We live in a world increasingly driven by data. Big data is a technical term that shows all of the information collected about you and every other driver. This information, such as driving history and drug test results, assembled and analyzed to look for patterns. With all these, data analysts can try to prevent accidents or other problems. It’s simply much easier to use big data than it is to independently interview and monitor every single trucker to get this information.
The Federal Motor Carrier Administration (FMCSA) and Department of Transportation (DOT) have been working on ways to collect and analyze data for a while now. One such project is the FMCSA driver drug and alcohol testing clearinghouse, which will be one massive database where all screening results are collected. They was recently put into action, therefore it will take some time before we can learn anything from this big data.
E-log books will be the kick starter of the big data gathering campaign. Due to e-logs, the trucking industry will have all kinds of data to play with.
The CSA system is one of the top ways that the FMCSA analyzes big data in the trucking industry.

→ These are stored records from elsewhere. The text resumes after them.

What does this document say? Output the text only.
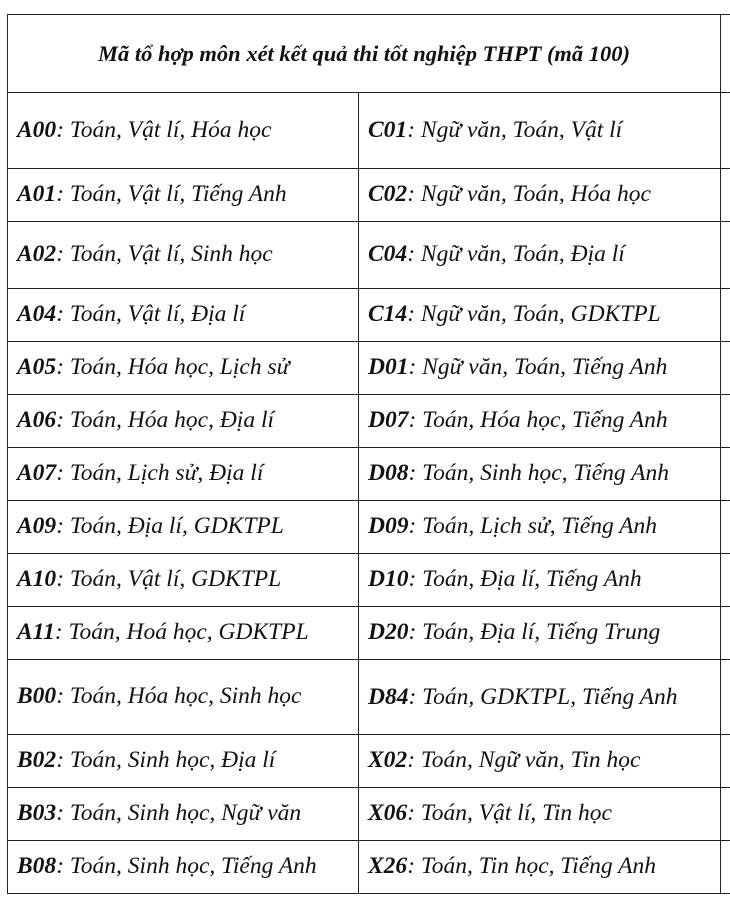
Mã tổ hợp môn xét kết quả thi tốt nghiệp THPT (mã 100)		
A00: Toán, Vật lí, Hóa học	C01: Ngữ văn, Toán, Vật lí	
A01: Toán, Vật lí, Tiếng Anh	C02: Ngữ văn, Toán, Hóa học	
A02: Toán, Vật lí, Sinh học	C04: Ngữ văn, Toán, Địa lí	
A04: Toán, Vật lí, Địa lí	C14: Ngữ văn, Toán, GDKTPL	
A05: Toán, Hóa học, Lịch sử	D01: Ngữ văn, Toán, Tiếng Anh	
A06: Toán, Hóa học, Địa lí	D07: Toán, Hóa học, Tiếng Anh	
A07: Toán, Lịch sử, Địa lí	D08: Toán, Sinh học, Tiếng Anh	
A09: Toán, Địa lí, GDKTPL	D09: Toán, Lịch sử, Tiếng Anh	
A10: Toán, Vật lí, GDKTPL	D10: Toán, Địa lí, Tiếng Anh	
A11: Toán, Hoá học, GDKTPL	D20: Toán, Địa lí, Tiếng Trung	
B00: Toán, Hóa học, Sinh học	D84: Toán, GDKTPL, Tiếng Anh	
B02: Toán, Sinh học, Địa lí	X02: Toán, Ngữ văn, Tin học	
B03: Toán, Sinh học, Ngữ văn	X06: Toán, Vật lí, Tin học	
B08: Toán, Sinh học, Tiếng Anh	X26: Toán, Tin học, Tiếng Anh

As the CSA stands now there are too many circumstances, mainly the accessibility of scores and lack of transparency for those who are getting scored, that prevent the scorecard from being a good source for big data. If the FMCSA could correct some of the validation points, such as offering more transparency for incident reports, this has the potential for being a major source of data for trucking. Hopefully this is one of the situations being addressed by the new Presidential administration.
The main reason for gathering big data is to use this information to understand a large group of people in a short amount of time. While it is not possible, for example, to ride along with every truck driver in the US all day long, we can use data points from different drivers to help gain an overall perspective of truck drivers. This is sampling, and it’s the same thing that is used for surveys and other data gathering techniques.